AC Cars traces its history to 1901, when London engineer John Weller established a workshop to produce cars and components. Autocar & Accessories Ltd had its first success in 1904 with a three-wheeled delivery vehicle called the Autocarrier; the firm was renamed Autocarriers Limited in 1907, and AC Cars in 1921.
By 1928, with motorsport successes, its own engines and seven models, AC Cars was one of Britain’s largest car makers. A year later, it went into voluntary liquidation. Then, under new ownership, it opened a showroom on London’s swank Park Lane. By the turn of the 1950s, with outdated models, its reputation was on the ropes again.
All that changed with the AC Ace in 1953. A year or two earlier, racing car constructor John Tojeiro had seen Ferrari’s Touring-bodied 166MM Barchetta and built himself a replica racer, using a 1.5-litre MG engine and various Cooper mechanicals.

Self-taught Tojeiro had designed a straightforward, steel tube ladder chassis, with a steel tube frame to support the alloy body. Suspension was independent front and rear by transverse leaf springs and lower wishbones with telescopic dampers. Brakes were initially drums at each corner, not much troubled by the 760kg kerb weight.
Tojeiro sold production rights to AC Cars, which revised the bodywork and created the Ace. AC installed its ageing, in-house 2.0-litre six-cylinder, designed by Weller way back in 1919 under the direction of land speed racer Selwyn “SF” Edge. With triple SU carbs and 63kW, the Ace would manage 0-100km/h in 9.5 seconds and a top speed of 180km/h.
The Ace was naturally a showcase for AC’s long-established aluminium coachbuilding skills. The interior was simple and graceful, with wood-rim wheel, basic instrumentation and upholstered dash.
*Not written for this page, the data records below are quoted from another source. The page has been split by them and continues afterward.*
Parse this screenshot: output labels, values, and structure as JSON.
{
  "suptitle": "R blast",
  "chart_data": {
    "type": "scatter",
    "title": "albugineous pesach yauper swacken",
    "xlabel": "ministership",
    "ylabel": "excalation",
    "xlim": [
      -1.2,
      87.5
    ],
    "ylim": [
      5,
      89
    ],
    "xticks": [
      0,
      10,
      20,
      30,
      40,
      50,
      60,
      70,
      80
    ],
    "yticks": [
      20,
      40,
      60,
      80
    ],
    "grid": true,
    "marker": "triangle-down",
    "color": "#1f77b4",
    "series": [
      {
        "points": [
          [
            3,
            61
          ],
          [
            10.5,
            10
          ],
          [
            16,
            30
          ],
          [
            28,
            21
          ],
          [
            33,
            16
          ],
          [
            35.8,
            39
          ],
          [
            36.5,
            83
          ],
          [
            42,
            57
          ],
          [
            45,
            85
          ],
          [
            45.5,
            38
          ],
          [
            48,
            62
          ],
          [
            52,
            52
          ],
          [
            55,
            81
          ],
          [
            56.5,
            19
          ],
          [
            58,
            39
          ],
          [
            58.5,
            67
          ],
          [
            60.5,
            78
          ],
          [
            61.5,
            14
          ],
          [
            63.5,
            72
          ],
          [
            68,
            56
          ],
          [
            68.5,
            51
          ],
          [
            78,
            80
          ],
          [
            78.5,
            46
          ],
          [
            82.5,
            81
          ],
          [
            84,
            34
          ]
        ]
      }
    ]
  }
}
The soft-top was a simple side-curtains and clip-on affair. From 1954, buyers seeking practicality had the option of an attractive Aceca coupe, with its hinged fastback tailgate.

The initially lacklustre performance stepped up in 1956 with a more modern 2.0-litre Bristol six-cylinder producing 90kW, which was derived from BMW’s pre-war M328. AC Ace Bristols were a race weapon, sweeping US sports car titles from 1957-’61 and a trio of class podiums at Le Mans from 1957-’59.
When Bristol axed this engine in 1961, AC turned to tuner and enthusiastic Ace racer Ken Rudd, whose Ruddspeed business provided modified 2.6-litre Ford Zephyr units, good for up to 127kW. These 2.6-litre cars were identifiable with a lower bonnet line and smaller grille.
Only 37 2.6-litre cars were produced by 1963 – as by that time, even the Ruddspeed six was being made to look puny by the experiments of a certain, lanky Texan chicken farmer turned racing driver.

In September of 1961, AC Cars had been contacted by Carroll Shelby with the notion of a European-American hybrid sports car. After just 689 AC Aces (of all six-cylinder engine types) had been built, Shelby’s scheme to mate import-duty-free rolling chassis from AC with Ford’s freshly-minted, initially 3.6-litre (221ci) small-block V8 would write a whole new chapter for the AC Ace – and in sports car history.
Today, AC Cars and the legendary Ace lives on. In 2024, AC Cars’ new Classics division began production of a brand new Ace that remains authentic to the original designs, albeit with carbon fibre (rather than aluminium) bodywork draped over its three-inch tubular steel chassis and modern Ford EcoBoost engine.